The Manager Is the Pivotal Skill#
According to detailed research, the sales manager’s job is the “pivotal skill” in any sales-driven organization. The healthier your management, the healthier and more profitable the entire company.
The relationship between you and each salesperson is the control valve on their performance. Open it, and water flows. Close it, and the field goes dry.
Why People Take a Sales Job#
When salespeople are interviewed about why they took a particular role, they almost always give the same answer:
“Because of the sales manager.”
A secondary reason is the promise of excellent training that will help them earn more — but even that confidence rests on how they feel about the sales manager in the first place.
Why People Stay (and Why They Leave)#
The same research surfaces a consistent pattern across three turning points in a sales career.
Why They Stay#
“I stayed at the job because of my sales manager. I liked him, trusted him, and felt comfortable in that company.”
It is quite common for salespeople to remain with one company for decades because of a single high-quality relationship with a sales manager.
Why They Leave#
When top performers move to a competitor, the answer is mirror-imaged:
“Because the sales manager was difficult to deal with, critical, and untrustworthy.”
Salespeople rarely leave companies.
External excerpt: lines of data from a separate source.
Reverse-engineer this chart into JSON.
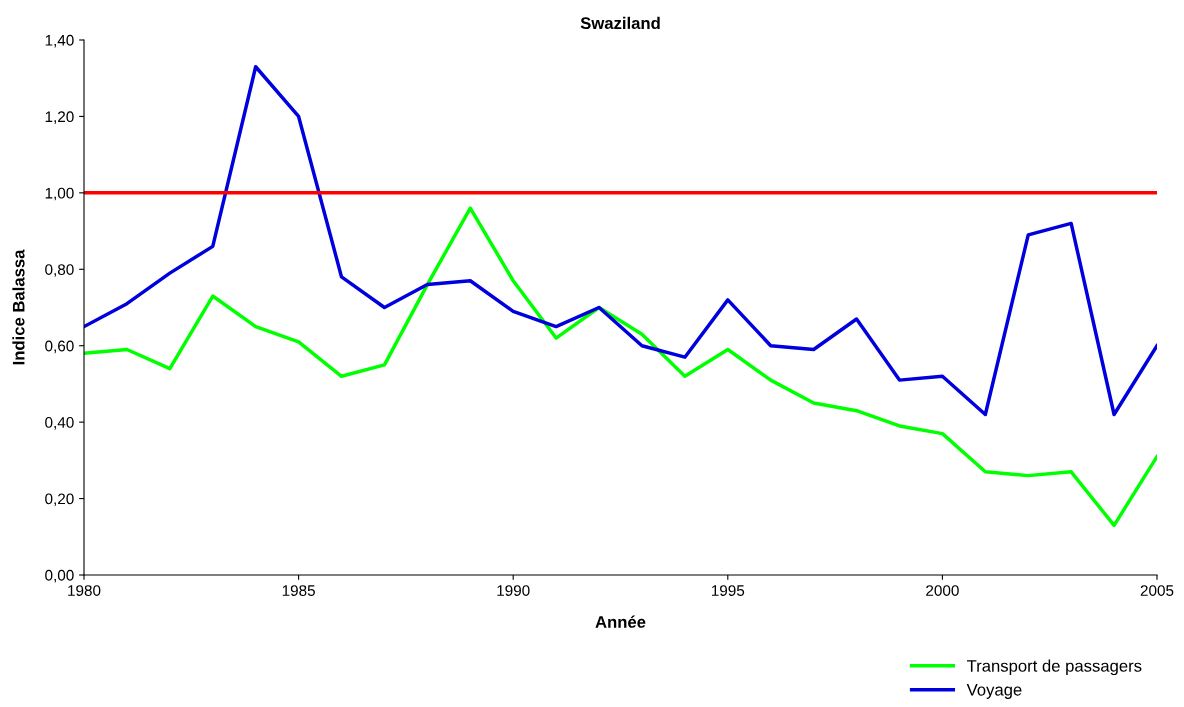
{
  "chart_data": {
    "type": "line",
    "title": "Swaziland",
    "xlabel": "Année",
    "ylabel": "Indice Balassa",
    "x": [
      1980,
      1981,
      1982,
      1983,
      1984,
      1985,
      1986,
      1987,
      1988,
      1989,
      1990,
      1991,
      1992,
      1993,
      1994,
      1995,
      1996,
      1997,
      1998,
      1999,
      2000,
      2001,
      2002,
      2003,
      2004,
      2005
    ],
    "series": [
      {
        "name": "Transport de passagers",
        "color": "#00ff00",
        "values": [
          0.58,
          0.59,
          0.54,
          0.73,
          0.65,
          0.61,
          0.52,
          0.55,
          0.76,
          0.96,
          0.77,
          0.62,
          0.7,
          0.63,
          0.52,
          0.59,
          0.51,
          0.45,
          0.43,
          0.39,
          0.37,
          0.27,
          0.26,
          0.27,
          0.13,
          0.31
        ]
      },
      {
        "name": "Voyage",
        "color": "#0000dd",
        "values": [
          0.65,
          0.71,
          0.79,
          0.86,
          1.33,
          1.2,
          0.78,
          0.7,
          0.76,
          0.77,
          0.69,
          0.65,
          0.7,
          0.6,
          0.57,
          0.72,
          0.6,
          0.59,
          0.67,
          0.51,
          0.52,
          0.42,
          0.89,
          0.92,
          0.42,
          0.6
        ]
      }
    ],
    "xlim": [
      1980,
      2005
    ],
    "xticks": [
      1980,
      1985,
      1990,
      1995,
      2000,
      2005
    ],
    "ylim": [
      0,
      1.4
    ],
    "yticks": [
      {
        "value": 0,
        "label": "0,00"
      },
      {
        "value": 0.2,
        "label": "0,20"
      },
      {
        "value": 0.4,
        "label": "0,40"
      },
      {
        "value": 0.6,
        "label": "0,60"
      },
      {
        "value": 0.8,
        "label": "0,80"
      },
      {
        "value": 1.0,
        "label": "1,00"
      },
      {
        "value": 1.2,
        "label": "1,20"
      },
      {
        "value": 1.4,
        "label": "1,40"
      }
    ],
    "ref_lines": [
      {
        "axis": "y",
        "value": 1.0,
        "color": "#ff0000"
      }
    ],
    "grid": false,
    "legend": "bottom right",
    "marker": "none",
    "line_style": "solid"
  }
}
They leave managers.
The Moment of Truth#
Every interaction between manager and salesperson is what Brian Tracy calls a “moment of truth” — face-to-face, in meetings, on the phone, even by email.
It is the emotional nature of those points of contact that largely determines marketplace performance:
- A positive, supportive relationship → salespeople usually perform at the very best level they are capable of.
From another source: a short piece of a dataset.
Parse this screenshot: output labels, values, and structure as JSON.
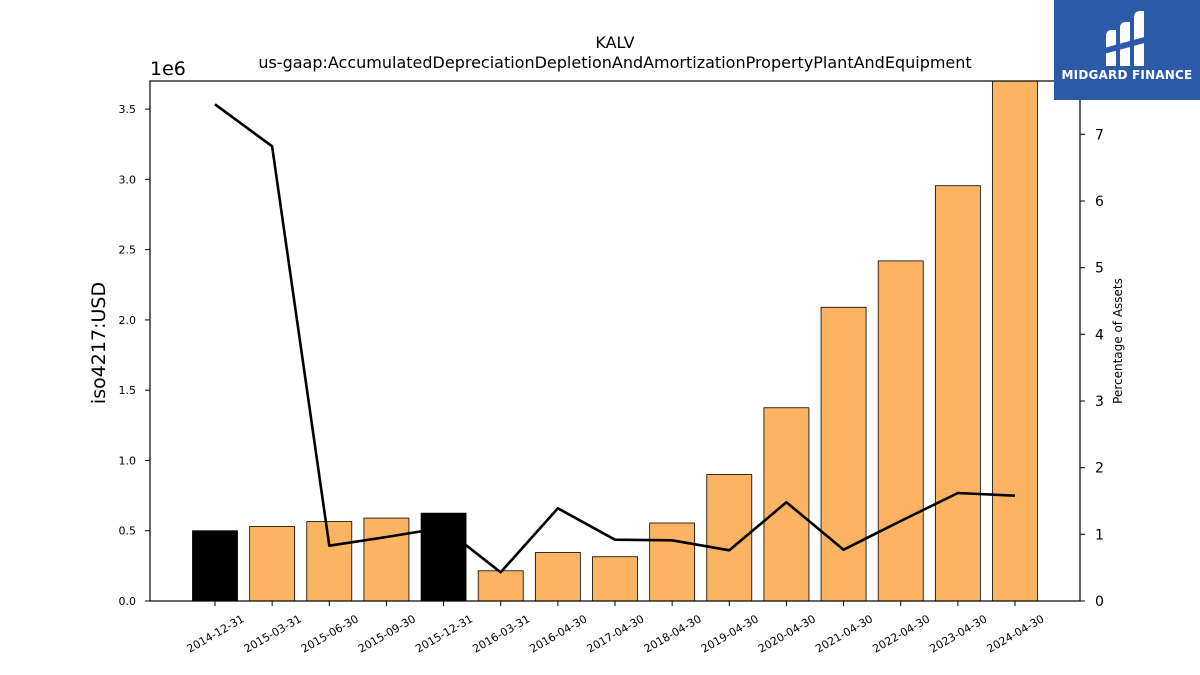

- A negative, critical relationship → performance can drop immediately, sometimes for several days, and sometimes for as long as the person works at the company.
A Simple Diagnostic#
The fact that you genuinely like your salespeople causes them to like themselves more — which makes them more persistent and determined in the field.
If you cannot honestly say you like the people who work for you, you have a problem larger than any tactic in this book can solve.
Create a Great Place to Work#
The annual “100 Best Companies to Work For” report (Great Place to Work Institute, in conjunction with Fortune) surveys thousands of employees. Across industries, the #1 ingredient of a great workplace is the same:
High trust.
Employees define high trust as:
- They can say whatever they want to say.
- They can make mistakes in their work.
- Without fear of being reprimanded, criticized, or losing their jobs.
The result: people are comfortable, happier, more relaxed, and more creative. They perform at much higher levels.
A Branch That Doubled Sales by Becoming the Place to Work#
A client of Brian Tracy’s had eighteen branches. One branch consistently produced the highest sales volume — both individually and collectively. Everyone knew why:
- The sales manager was a remarkable man.
- People applied — and crawled over each other — to transfer into that office.
- They knew that under his management, their sales would double or triple within months.
The best sales managers always have a steady stream of high-performing salespeople asking to join. They keep a file of potential candidates biding time, waiting for an opening.
When you create a great place to work, recruiting becomes nearly self-driving.
The Manager’s Personal Reputation#
Your reputation in the market — what salespeople say about you when they are talking among themselves at industry events — is the single most powerful recruiting tool you possess. Two questions force the issue into focus:
- “How exactly would I like to be described by people in my business and in my market?”
- “What words would I like people to use when describing me?”
Then, the operating question:
“What could I start doing immediately to ensure that people use those words?”
Reputation is not a wish. It is the cumulative residue of behavior.
Action Exercises#
- List the specific actions you can take to make your salespeople glad they work for you rather than someone else. Pick one and start this week.
- Write down the three or four words you want salespeople and competitors to use when describing you. Identify one daily behavior that would earn each word.